Hurd’s journey to Kettering had some twists and turns, but he knew this is where he needed to be. High school was a tough time for him and he didn’t try as hard as he should have, so coming to Kettering directly after graduation wasn’t an option. He worked hard at a community college and then transferred into Kettering. When he graduates in 2020, Hurd will be the only person in his family to have earned a bachelor’s degree.
“It was a surprise to be accepted into the Forbes Under 30 Scholars Program. I don’t think it’s hit me yet,” Hurd said. “I’m trying to remind myself that I belong here, in opportunities like this.”
Hurd’s interest in engineering started when he was on a FIRST Robotics team in high school. It impacted him greatly, and he talked about what he’s done to give back in his application to the Forbes program.
Now that he’s in college, Hurd is a game announcer for FIRST Robotics and went to China to announce games during the International Invitational Competition in China. Hurd also works with RoboZone TV and was the founder of the FIRST Alumni Association at Kettering University.
“FIRST has had a really huge impact on me. I’m a firm believer it’s one of the reasons I’m alive and successful today. High school was not the best time for me. FIRST was a program where people still trusted me, believed in me, and gave me opportunities to rise to my potential,” Hurd said. “With the networking experience and responsibility it gave me, I knew I needed to give back and make sure those opportunities were available for others.”
Having spent his entire life living in the blue collar towns of Flint and Ypsilanti, Hurd has experienced the effects of corporate neglect first hand.

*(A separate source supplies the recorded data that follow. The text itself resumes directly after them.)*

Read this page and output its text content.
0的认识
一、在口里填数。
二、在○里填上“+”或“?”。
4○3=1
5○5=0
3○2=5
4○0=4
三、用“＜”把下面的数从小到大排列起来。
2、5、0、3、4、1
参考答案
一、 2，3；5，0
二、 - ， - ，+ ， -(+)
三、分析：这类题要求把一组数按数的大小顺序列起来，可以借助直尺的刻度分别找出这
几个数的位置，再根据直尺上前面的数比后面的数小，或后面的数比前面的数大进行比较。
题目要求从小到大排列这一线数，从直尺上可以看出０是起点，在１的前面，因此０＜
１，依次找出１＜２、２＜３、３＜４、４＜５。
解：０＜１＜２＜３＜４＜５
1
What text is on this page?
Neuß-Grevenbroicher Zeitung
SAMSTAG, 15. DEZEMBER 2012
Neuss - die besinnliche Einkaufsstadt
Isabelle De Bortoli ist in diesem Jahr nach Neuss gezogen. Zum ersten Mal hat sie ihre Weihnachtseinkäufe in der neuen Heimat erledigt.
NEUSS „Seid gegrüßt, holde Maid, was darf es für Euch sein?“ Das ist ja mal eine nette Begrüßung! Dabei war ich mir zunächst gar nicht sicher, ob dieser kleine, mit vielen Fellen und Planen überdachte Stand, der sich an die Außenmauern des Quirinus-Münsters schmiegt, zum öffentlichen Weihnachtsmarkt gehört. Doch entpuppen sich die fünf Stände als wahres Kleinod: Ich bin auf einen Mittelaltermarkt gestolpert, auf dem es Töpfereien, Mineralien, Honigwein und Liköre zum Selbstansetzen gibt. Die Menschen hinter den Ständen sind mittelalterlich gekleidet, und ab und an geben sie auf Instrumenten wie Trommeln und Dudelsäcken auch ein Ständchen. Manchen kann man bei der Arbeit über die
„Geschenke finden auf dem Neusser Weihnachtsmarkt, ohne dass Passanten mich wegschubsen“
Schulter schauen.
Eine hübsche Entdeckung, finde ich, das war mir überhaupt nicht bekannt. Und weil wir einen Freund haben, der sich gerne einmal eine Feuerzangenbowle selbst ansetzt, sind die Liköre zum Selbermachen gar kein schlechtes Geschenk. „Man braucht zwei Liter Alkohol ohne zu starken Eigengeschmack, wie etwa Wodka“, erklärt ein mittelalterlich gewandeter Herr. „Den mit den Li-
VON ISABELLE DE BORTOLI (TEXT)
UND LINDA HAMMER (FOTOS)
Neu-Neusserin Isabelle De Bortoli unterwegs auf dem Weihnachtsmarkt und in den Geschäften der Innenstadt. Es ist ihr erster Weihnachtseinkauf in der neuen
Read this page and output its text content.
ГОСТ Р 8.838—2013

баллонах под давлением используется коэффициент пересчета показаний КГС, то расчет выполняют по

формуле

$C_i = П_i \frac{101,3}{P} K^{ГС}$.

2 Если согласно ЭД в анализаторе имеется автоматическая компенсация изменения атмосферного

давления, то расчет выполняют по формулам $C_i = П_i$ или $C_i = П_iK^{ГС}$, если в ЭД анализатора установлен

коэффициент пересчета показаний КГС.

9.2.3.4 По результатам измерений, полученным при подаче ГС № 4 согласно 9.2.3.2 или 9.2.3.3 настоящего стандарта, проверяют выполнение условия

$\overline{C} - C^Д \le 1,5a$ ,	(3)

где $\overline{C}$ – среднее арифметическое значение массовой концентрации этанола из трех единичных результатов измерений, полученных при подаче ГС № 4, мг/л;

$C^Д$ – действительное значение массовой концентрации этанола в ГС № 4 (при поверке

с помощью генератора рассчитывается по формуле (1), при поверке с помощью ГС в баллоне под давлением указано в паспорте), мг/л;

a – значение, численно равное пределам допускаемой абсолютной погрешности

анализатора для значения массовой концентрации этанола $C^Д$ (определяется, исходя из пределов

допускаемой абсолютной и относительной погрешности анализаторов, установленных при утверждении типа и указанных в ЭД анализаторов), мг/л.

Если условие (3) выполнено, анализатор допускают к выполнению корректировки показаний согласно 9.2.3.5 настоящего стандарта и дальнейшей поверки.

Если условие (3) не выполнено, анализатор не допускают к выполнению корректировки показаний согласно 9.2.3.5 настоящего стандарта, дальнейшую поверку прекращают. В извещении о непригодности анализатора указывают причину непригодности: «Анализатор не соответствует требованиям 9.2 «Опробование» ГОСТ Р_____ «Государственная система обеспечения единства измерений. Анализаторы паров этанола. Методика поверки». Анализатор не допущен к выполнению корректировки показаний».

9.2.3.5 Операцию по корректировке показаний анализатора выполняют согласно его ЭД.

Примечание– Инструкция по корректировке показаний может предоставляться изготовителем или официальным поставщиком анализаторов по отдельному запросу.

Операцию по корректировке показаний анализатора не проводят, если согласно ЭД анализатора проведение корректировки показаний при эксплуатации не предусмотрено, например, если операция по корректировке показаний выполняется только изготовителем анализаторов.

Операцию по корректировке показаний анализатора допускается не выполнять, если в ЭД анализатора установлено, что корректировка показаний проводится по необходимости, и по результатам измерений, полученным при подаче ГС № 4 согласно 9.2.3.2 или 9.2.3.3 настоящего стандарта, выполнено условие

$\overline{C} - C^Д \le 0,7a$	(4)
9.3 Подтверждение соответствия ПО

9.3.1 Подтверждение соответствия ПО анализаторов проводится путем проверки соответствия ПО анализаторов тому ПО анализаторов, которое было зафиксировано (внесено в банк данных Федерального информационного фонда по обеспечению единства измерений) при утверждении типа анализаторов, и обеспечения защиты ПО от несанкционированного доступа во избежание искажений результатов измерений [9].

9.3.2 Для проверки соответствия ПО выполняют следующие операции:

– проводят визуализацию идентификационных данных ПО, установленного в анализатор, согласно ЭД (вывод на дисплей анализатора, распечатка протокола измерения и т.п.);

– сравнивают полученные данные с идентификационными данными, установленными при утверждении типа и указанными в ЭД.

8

It’s what motivates him to give back and help those in the same challenges he overcame.
“I definitely didn’t get this far all on my own, so I feel obligated to give back in the same way so many others did for me,” Hurd. “My work with FIRST aims to help and inspire kids to rise above their means with STEM like I did, while the goal for my career is to be an advocate for these communities when the hard decisions get made in the boardroom.
After graduation, Hurd plans to apply to Harvard Business School’s 2+2 Program, where he would gain two more years of work experience before entering the program at Harvard.
“I think the two years will be very beneficial. It’s hard to talk about leading or managing a company in the classroom when you have no experience leading or managing a company. Still, I have part designs on vehicles. My airbags are on Fiat Chrysler’s Ram 2500. Having had that experience in industry really helped me contribute at the Harvard program this summer,” he said. “I think fundamentally the extra exposure that we get at Kettering University in the co-op program is hard but it wittles us down into this person that is much better at handling those high pressure decisions that makes a real impact. We get that a lot earlier than a lot of other students. I’m much more prepared because of it.”